Park returned to the valley about 10 years ago to relax a little from his competition life. Here he opened his fab shop Fabrication Unlimited Squared. Little did he know that he’d be returning to the limelight on national television.

Park said it’s not unusual for him to be interviewed at big races. He’d earned a name for himself over the years, and when people asked for experts, racers and builders pointed to him.

“I didn’t really expect it to go anywhere,” he said when History Network reps came looking for experts. “But I think I got on the show because I’m a smart aleck, not just because of my resume.”

Park spent five weeks filming in the Georgia heat and humidity of August and September. But despite the climate, he said, it was a great experience.

“I’m not a TV guy,” said Park. “I’m a fabricator. Being on TV was definitely very different.”

Park describes himself, as well as most of the show’s cast, as a down-to-earth, blue-collar “regular guy.” But that didn’t stop him from having fun on set.

“I’m not used to being waited on,” he said. “So one day I said, ‘I want a cowboy hat.’ Sure enough, the next day there was a white cowboy hat waiting for me.

“But honestly my favorite part was the actual contestants. They’re just real people, not actors or seasoned veterans. I want every person who sees this show to say, ‘I’ve got a jeep in my garage, I can do that too.’ It’s cool to help coach and steer these guys in the right direction and see it all in the fresh view that they have.”

Park also applauded the show for its depiction of the off-road community.

“I was little jaded going in, actually,” he said. “The off-road community is actually pretty big. But the shows are always the fringe, most extreme parts – it’s all monster trucks and ice roads and big rigs and things like that.

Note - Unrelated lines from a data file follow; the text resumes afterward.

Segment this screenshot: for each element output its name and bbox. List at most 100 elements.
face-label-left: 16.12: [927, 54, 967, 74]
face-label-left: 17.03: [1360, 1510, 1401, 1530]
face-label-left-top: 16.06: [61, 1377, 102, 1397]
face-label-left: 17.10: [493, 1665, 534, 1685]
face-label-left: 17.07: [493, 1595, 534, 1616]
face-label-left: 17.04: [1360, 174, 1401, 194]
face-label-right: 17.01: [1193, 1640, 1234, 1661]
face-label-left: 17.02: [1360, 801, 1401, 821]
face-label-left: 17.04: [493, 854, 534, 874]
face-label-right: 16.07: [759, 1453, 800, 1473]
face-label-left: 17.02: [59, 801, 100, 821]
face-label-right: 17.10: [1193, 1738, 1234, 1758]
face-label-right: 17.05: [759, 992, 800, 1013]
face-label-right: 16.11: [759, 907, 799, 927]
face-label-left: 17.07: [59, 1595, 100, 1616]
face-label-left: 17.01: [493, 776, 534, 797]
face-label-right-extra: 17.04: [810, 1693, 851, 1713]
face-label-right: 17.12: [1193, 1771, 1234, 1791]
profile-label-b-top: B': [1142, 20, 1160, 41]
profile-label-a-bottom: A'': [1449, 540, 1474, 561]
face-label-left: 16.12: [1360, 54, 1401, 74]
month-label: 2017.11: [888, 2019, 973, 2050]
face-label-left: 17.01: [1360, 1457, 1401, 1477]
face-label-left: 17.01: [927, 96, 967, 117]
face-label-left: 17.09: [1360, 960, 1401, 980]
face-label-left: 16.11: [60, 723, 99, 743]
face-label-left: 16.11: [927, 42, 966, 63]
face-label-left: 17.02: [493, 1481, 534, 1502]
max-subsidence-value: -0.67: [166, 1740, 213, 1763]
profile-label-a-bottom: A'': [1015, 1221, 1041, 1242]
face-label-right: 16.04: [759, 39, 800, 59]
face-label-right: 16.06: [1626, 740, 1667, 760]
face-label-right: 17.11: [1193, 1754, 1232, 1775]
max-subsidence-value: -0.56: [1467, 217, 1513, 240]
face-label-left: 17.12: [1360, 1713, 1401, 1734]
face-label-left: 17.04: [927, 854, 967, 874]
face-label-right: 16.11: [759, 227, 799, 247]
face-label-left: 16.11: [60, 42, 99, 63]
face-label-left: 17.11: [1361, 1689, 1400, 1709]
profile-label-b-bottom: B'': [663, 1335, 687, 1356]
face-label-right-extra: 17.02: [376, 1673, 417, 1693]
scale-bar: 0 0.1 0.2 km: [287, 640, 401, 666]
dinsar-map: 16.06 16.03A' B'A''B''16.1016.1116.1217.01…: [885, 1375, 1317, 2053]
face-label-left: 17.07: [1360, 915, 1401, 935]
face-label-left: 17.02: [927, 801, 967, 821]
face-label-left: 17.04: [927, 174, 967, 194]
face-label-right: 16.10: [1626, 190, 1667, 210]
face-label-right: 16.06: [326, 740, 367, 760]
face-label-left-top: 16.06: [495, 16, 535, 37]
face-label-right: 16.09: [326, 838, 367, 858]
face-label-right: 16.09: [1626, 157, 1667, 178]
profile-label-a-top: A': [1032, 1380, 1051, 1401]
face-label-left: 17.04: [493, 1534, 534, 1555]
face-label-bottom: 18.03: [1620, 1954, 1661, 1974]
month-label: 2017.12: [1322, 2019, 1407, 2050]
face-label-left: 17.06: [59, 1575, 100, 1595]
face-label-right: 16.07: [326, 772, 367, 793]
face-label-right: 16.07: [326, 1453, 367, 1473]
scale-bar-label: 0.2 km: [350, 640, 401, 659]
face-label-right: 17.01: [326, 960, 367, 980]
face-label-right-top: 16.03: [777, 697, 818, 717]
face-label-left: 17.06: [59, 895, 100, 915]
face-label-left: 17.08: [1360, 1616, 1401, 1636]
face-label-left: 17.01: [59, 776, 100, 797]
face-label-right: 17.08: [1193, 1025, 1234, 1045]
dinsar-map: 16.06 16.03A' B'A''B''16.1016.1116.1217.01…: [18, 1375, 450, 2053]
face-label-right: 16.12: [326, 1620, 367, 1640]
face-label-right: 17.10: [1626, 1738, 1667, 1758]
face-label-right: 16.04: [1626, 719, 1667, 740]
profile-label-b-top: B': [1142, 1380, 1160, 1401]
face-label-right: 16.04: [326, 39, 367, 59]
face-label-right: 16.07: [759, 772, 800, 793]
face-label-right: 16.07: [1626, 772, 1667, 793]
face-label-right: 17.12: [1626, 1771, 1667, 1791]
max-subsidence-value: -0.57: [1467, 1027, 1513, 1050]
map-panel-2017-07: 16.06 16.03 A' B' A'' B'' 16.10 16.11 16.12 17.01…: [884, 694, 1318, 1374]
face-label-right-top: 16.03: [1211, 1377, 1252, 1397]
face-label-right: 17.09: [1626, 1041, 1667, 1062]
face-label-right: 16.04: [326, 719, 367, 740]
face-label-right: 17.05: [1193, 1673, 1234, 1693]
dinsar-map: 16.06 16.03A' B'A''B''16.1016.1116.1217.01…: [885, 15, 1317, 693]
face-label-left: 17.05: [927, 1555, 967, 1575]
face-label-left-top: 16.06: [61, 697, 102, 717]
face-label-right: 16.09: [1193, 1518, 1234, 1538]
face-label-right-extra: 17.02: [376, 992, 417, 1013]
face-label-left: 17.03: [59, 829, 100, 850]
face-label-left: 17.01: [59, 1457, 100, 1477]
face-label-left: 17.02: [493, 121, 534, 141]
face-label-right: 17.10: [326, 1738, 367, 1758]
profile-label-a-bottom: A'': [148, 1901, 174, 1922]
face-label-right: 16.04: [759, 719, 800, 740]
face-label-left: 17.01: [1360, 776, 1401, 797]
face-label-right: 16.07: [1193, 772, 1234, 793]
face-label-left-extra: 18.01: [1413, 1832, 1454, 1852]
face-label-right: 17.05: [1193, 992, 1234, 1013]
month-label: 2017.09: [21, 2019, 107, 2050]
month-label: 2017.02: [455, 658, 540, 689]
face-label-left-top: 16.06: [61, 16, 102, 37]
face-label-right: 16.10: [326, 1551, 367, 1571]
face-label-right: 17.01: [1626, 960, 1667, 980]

“This show is very relatable. Eighty percent of History viewers own a truck. This show is just a bunch of everyday guys with their own rigs. It’s so down-to-earth and it really is what it is. Not forced, not scripted, just real competitions with real people.”

Park said that a second season is promising, and the network is just waiting to see how the number pan out for the next few weeks.

“Nothing in stone yet, but I just got an email saying they’re chomping at the bit about a second season.”

New episodes of Truck Night are Thursdays, 7 p.m. PST, on the History Network. Full episodes are available on History’s website for some cable subscribers.